Months later when the pond was gone because it moved several more times. In a sped-up version, the rock quickly stops moving as it disengages from the ice, and the ice panel drifts out of view.

rock movement

In December and January, ice pushed up and over rocks but the trails were initially invisible beneath the muddy water. By early afternoon, the shallow pond had been blown away revealing more than 60 rock trails all remarkably similar.

GPS rocks also moved and some scribed trails were over 700 feet long. Rocks moved only 2 to 25 meters a minute. As evening came on, the wind slackened and the water flowed back to the south refilling the pond around the rocks.

By February, the pond had dried out revealing the inscribed surface of the racetrack. In the two and a half months there was a movement of rocks.

Dick Norris says, To me, the most remarkable things about this are that rocks move first of all very slowly, only at a very slow pace like that. And that this happens in the middle of the day when the sun is shining and it’s just simply beautiful out here.

We had thought before we began the study of the racetrack phenomenon that this must happen during howling winds. times of really miserable weather conditions.

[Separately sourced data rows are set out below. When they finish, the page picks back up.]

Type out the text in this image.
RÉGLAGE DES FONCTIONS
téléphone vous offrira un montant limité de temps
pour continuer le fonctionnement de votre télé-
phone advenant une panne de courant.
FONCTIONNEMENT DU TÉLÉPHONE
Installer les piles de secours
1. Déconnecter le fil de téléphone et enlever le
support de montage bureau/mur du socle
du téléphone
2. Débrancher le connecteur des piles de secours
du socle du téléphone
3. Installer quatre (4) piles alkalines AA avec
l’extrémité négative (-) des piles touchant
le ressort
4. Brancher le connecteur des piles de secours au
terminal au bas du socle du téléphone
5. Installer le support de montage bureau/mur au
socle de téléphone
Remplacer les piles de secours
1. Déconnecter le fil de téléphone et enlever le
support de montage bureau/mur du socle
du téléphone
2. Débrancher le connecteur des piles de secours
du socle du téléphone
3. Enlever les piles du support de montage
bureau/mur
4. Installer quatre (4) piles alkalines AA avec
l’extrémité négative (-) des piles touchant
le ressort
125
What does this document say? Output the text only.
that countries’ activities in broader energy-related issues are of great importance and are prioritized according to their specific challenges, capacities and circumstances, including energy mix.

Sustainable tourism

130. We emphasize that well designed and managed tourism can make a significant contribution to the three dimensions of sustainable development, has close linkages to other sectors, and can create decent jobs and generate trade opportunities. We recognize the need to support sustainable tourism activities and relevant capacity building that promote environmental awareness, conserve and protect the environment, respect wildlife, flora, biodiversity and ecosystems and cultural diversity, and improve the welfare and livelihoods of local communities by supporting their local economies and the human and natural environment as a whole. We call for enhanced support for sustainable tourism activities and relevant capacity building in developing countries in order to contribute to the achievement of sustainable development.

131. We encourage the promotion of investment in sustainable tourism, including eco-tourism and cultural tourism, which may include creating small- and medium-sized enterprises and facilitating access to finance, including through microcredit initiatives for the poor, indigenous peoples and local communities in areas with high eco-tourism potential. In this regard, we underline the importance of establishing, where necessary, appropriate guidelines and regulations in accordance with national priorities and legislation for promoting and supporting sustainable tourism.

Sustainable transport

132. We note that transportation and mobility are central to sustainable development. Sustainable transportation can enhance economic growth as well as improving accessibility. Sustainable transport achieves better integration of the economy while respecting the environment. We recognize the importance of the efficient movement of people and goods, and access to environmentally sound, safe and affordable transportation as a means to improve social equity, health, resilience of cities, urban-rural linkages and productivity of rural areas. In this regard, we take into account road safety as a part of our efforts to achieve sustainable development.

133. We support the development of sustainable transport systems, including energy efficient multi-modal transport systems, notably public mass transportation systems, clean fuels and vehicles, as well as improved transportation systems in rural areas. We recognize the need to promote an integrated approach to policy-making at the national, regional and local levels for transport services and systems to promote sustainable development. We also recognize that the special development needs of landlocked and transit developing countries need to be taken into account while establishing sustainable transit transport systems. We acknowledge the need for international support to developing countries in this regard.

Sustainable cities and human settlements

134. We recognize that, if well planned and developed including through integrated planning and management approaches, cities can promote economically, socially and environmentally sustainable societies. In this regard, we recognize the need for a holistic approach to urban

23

When you really wouldn’t want to be out here and that was why the phenomenon had never been observed before because the conditions were simply too nasty for anyone to be willingly out here. Rocks are driven by surprisingly thin ice. Indeed most of the ice is no thicker than a windowpane and clear as glass.

Rocks move through a combination of a shallow pond, ice, light breezes, and sun to set them in motion. Ponds, in particular, are rare in Death Valley. For now, the sliding rocks continue to fascinate and we finally know what to look for to see the movie.